La société Sodopac compte 50 salariés. — Photo : Romain Béteille

La PME périgourdine Sodopac, fabricant des chaussons de la marque Airplum, est entrée fin janvier en procédure de sauvegarde, prononcée par le tribunal de commerce de Périgueux. Labellisée en 2025 Entreprise du patrimoine vivant, cette PME d’une cinquantaine de salariés reprise en 2023 par trois investisseurs spécialisés dans l’export, a fait la demande de cette procédure après être entrée en conciliation (visiblement sans succès) l’an dernier.

Passif financier

Le nœud du problème se situe dans la dette récupérée par les repreneurs. "Nous avons une dette financière qui est trop importante pour la structure actuelle de la société", explique Frédéric Guiral de Haas, copropriétaire. "Nous avons a perdu pas mal de volume depuis deux ans et demi en marque blanche sur notre plus gros client, la structure actuelle des ventes n’est donc pas du tout en lien avec ce qu’elle était il y a trois ans quand nous avons repris l’entreprise".

Ainsi, la Sodopac s'est retrouvée à financer à court terme les dettes de long terme de la holding. Une situation à laquelle veulent visiblement mettre fin les dirigeants de la PME. "La procédure a l’avantage de geler les dettes bancaires. On peut les amortir sur dix ans et on peut même les renégocier avec l’administrateur", poursuit le dirigeant.

La croissance se poursuit

La démarche ne fait pas figure, à l’entendre, d’alerte rouge pour le fabricant de chaussons : elle lui évite même de licencier alors que son effectif est, comme son développement, à nouveau en trajectoire de croissance. "Nous ne sommes pas en cessation de paiements. On a du cash pour avancer sur toute l’année, on ne fera pas défaut à nos fournisseurs et à nos clients".
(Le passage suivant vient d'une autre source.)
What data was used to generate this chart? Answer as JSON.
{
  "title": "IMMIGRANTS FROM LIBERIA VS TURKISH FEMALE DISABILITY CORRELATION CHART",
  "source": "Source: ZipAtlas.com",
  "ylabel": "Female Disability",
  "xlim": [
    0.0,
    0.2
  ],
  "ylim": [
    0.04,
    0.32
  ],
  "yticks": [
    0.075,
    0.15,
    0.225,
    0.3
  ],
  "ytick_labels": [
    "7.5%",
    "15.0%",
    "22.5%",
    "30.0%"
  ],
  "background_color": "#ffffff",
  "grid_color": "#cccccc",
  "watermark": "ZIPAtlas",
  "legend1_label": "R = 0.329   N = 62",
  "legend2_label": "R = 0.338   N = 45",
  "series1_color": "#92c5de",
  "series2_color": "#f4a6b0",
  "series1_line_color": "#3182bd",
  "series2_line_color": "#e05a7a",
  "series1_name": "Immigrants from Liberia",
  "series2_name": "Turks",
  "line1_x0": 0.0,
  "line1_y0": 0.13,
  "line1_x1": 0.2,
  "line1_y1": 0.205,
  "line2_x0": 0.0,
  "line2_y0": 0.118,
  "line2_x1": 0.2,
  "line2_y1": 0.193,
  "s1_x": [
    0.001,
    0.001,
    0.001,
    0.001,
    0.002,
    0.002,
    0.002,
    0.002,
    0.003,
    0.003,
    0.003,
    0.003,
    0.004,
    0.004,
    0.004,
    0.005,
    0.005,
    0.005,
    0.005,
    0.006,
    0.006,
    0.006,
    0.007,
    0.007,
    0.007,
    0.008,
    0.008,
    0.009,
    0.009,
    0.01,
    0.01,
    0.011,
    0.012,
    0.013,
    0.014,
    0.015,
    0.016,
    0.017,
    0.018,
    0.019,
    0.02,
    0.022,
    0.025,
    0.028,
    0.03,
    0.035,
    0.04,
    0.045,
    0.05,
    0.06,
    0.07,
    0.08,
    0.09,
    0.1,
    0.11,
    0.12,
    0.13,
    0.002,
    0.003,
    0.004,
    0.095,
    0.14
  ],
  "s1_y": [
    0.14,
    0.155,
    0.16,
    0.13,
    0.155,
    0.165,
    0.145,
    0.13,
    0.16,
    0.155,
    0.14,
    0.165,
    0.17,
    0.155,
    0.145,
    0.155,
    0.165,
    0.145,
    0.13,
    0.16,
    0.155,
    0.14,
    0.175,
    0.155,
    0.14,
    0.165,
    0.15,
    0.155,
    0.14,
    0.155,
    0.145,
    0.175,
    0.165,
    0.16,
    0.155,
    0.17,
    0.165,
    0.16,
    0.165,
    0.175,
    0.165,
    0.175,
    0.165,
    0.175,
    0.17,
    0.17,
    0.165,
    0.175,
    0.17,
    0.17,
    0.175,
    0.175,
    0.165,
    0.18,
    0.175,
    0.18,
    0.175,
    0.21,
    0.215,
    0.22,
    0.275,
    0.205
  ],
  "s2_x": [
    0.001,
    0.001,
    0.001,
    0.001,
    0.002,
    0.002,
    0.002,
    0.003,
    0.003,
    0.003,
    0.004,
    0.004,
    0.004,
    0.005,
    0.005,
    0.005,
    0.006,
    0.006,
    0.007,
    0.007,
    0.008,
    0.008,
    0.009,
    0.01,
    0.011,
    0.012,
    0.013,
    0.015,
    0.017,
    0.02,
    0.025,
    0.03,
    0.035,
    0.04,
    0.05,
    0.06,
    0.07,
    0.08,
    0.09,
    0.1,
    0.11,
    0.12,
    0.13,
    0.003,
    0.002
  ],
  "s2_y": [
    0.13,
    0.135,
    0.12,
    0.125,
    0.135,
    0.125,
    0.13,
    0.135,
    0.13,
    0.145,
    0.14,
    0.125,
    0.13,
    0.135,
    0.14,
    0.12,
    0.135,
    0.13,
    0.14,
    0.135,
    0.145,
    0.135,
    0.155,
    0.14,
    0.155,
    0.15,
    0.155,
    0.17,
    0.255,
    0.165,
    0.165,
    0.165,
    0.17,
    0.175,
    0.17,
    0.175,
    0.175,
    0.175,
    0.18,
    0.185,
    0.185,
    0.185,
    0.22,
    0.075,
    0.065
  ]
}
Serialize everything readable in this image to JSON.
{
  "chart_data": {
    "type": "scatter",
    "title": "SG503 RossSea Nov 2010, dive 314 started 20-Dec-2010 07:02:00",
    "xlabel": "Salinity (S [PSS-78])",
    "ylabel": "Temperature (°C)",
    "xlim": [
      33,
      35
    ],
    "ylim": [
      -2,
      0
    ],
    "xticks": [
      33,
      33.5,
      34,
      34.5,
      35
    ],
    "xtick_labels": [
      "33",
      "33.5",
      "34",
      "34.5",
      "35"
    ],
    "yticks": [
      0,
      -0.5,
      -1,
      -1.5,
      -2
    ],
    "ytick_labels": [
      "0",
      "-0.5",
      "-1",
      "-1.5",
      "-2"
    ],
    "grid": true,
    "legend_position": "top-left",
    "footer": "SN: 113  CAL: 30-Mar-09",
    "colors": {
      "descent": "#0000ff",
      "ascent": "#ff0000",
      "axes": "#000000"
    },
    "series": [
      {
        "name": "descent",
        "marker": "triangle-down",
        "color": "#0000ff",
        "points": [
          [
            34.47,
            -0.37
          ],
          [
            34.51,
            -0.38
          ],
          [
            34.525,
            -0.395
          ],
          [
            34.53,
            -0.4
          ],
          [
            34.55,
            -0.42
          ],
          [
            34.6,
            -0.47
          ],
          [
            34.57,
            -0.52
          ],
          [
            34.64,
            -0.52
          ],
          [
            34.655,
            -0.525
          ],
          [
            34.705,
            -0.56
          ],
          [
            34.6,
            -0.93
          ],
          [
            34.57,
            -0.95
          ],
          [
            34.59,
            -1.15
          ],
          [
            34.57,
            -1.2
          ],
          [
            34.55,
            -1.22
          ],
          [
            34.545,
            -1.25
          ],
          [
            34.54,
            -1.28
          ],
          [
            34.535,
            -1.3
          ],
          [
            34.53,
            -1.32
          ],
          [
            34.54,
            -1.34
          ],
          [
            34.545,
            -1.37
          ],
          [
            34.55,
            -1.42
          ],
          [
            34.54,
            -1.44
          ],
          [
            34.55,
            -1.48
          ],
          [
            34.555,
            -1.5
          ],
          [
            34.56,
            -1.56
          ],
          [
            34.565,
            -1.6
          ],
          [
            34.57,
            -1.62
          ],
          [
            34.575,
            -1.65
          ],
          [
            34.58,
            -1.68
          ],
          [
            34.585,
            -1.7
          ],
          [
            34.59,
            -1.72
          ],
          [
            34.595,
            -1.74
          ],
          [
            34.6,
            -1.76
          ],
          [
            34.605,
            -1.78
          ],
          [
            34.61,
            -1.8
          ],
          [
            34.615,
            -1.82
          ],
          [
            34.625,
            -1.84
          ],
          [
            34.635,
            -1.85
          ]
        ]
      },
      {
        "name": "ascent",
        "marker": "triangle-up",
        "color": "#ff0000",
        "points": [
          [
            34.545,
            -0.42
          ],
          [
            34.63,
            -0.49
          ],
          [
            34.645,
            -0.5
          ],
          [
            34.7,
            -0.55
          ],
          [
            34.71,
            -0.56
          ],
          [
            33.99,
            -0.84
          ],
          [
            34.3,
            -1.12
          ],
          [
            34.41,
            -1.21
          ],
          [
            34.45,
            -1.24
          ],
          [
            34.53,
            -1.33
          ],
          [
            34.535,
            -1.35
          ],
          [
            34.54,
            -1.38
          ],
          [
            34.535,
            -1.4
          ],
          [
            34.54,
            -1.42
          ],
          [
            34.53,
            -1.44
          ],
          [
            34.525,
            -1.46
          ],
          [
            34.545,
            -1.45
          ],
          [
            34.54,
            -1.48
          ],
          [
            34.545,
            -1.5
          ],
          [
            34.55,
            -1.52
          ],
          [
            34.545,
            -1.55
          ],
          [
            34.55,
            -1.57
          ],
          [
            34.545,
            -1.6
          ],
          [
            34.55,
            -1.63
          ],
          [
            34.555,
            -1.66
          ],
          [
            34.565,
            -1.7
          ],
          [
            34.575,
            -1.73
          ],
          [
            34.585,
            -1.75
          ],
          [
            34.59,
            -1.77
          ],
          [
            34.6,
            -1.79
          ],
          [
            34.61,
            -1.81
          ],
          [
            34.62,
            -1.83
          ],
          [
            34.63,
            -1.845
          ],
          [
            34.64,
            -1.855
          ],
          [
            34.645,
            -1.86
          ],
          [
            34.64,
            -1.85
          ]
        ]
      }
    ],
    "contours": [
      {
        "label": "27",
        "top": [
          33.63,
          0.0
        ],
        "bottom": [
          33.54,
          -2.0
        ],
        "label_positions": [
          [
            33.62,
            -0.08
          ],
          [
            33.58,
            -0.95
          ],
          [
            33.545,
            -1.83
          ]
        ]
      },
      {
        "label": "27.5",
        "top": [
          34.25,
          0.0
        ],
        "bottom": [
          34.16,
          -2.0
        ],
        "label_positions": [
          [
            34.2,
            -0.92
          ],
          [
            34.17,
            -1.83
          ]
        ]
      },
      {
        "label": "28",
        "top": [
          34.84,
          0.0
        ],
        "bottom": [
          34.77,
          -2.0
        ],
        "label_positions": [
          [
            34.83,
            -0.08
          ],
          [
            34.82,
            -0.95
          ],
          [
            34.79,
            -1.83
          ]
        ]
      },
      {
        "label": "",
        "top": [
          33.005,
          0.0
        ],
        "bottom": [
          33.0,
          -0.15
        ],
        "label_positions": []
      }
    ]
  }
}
Mieux, la Sodopac poursuit son essor, très tourné vers l’export. Après avoir ouvert une boutique au Maroc, elle maintient ses efforts. "On est en discussion pour en ouvrir une deuxième au Maroc, on devrait être en Corée cet hiver et on discute pour le Canada, l’Angleterre, la Belgique et les Pays Bas", révèle Frédéric Guiral de Haas.

Un an de procédure

"C’était le bon moment pour faire ça, ça va nous permettre de sortir plus forts", poursuit-il en évoquant à nouveau la procédure de sauvegarde. La société, qui réalise aujourd’hui "environ 5 millions de chiffres d’affaires", se donne donc un peu d’air pour "générer du cash" et se débarrasser de cette dette "substantielle" (plusieurs millions d’euros).

Son calendrier judiciaire est déjà fixé. "Nous repassons au tribunal fin juin. La procédure de sauvegarde initiale est ouverte sur six mois renouvelables, on sait qu’on va la prolonger sur un an. On ressortira avec un plan à ce moment-là". Pas de quoi entamer les festivités : l’an prochain, la société, qui a encore quelques nouveautés dans les cartons - notamment un modèle avec une tige en cuir - célébrera ses 80 printemps.